Laurent Ottavi (Élucid) : Au début de votre livre, vous écrivez que l’intelligence artificielle est désormais « au cœur du pouvoir ». Qu’entendez-vous par-là ? Cela a-t-il un rapport avec le concept d’« hypnocratie » que vous évoquez plus loin ?
Mathieu Chéret : Aujourd’hui, le centre de gravité du pouvoir ne se situe plus uniquement dans les institutions connues – gouvernement, parlement, médias – mais dans les infrastructures algorithmiques opaques qui structurent pourtant notre perception du réel. Depuis plus d’une dizaine d’années, l’IA organise les flux d’information, hiérarchise les sujets, amplifie certaines émotions et en invisibilise d’autres. Elle ne décide pas officiellement des lois, mais elle façonne l’environnement mental dans lequel les citoyens réfléchissent et les élus prennent leurs décisions. Or, lorsqu’on façonne le « décor mental », on influence profondément le jeu politique. C’est cette mutation du pouvoir, moins visible et plus diffuse, que désigne l’« hypnocratie ».
Ce terme a été popularisé en 2025 pour désigner une forme de pouvoir qui ne domine pas par la contrainte, mais par la captation de l’attention et la manipulation du réel. Le concept a été attribué à un auteur fictif (Jianwei Xun), en réalité élaboré comme une construction intellectuelle combinant travail humain et intelligence artificielle, ce qui en dit long sur l’époque que nous vivons.

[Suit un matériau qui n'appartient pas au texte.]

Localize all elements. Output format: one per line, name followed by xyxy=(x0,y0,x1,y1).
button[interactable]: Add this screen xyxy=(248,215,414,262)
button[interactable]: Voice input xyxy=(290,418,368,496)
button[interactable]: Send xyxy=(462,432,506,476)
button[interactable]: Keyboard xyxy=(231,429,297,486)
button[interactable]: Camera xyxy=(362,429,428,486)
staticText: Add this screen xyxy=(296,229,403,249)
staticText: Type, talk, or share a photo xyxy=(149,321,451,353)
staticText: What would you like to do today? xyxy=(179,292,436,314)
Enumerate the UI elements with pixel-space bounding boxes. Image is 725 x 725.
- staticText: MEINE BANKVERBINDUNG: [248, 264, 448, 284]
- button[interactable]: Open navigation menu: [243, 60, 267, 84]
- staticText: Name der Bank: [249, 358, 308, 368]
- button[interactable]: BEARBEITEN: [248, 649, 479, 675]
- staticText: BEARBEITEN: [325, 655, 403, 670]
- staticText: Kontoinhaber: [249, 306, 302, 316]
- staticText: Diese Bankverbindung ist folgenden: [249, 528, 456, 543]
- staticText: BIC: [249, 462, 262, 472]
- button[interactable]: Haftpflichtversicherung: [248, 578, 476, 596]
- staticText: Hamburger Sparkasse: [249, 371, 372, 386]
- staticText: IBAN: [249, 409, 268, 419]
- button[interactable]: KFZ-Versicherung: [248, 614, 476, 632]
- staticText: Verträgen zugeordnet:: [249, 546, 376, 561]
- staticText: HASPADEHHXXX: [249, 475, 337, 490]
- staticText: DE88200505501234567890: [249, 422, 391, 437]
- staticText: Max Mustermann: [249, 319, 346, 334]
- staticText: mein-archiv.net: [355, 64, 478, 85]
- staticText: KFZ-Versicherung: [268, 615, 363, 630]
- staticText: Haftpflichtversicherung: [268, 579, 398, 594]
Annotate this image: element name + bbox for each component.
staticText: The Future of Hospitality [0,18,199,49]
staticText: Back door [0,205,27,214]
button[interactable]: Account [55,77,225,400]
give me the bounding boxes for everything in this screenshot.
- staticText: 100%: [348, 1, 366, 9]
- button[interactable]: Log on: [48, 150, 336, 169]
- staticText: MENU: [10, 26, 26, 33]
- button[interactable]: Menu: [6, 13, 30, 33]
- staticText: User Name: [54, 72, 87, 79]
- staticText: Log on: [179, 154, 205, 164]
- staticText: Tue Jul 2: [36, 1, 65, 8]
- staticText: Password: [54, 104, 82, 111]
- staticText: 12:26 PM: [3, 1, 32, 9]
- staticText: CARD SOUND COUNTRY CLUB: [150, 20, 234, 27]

Dans une hypnocratie, le pouvoir ne s’impose pas par la répression ou la censure, mais par la saturation et la captation de l’attention. Il ne réduit pas la pluralité des voix : il la submerge sous un excès de récits concurrents qui se neutralisent mutuellement. Autrement dit, on ne vous interdit pas de parler ; on rend votre parole inaudible. Les régimes autoritaires du XXe siècle avaient déjà compris que contrôler les représentations revenait à exercer un pouvoir sans précédent sur la société.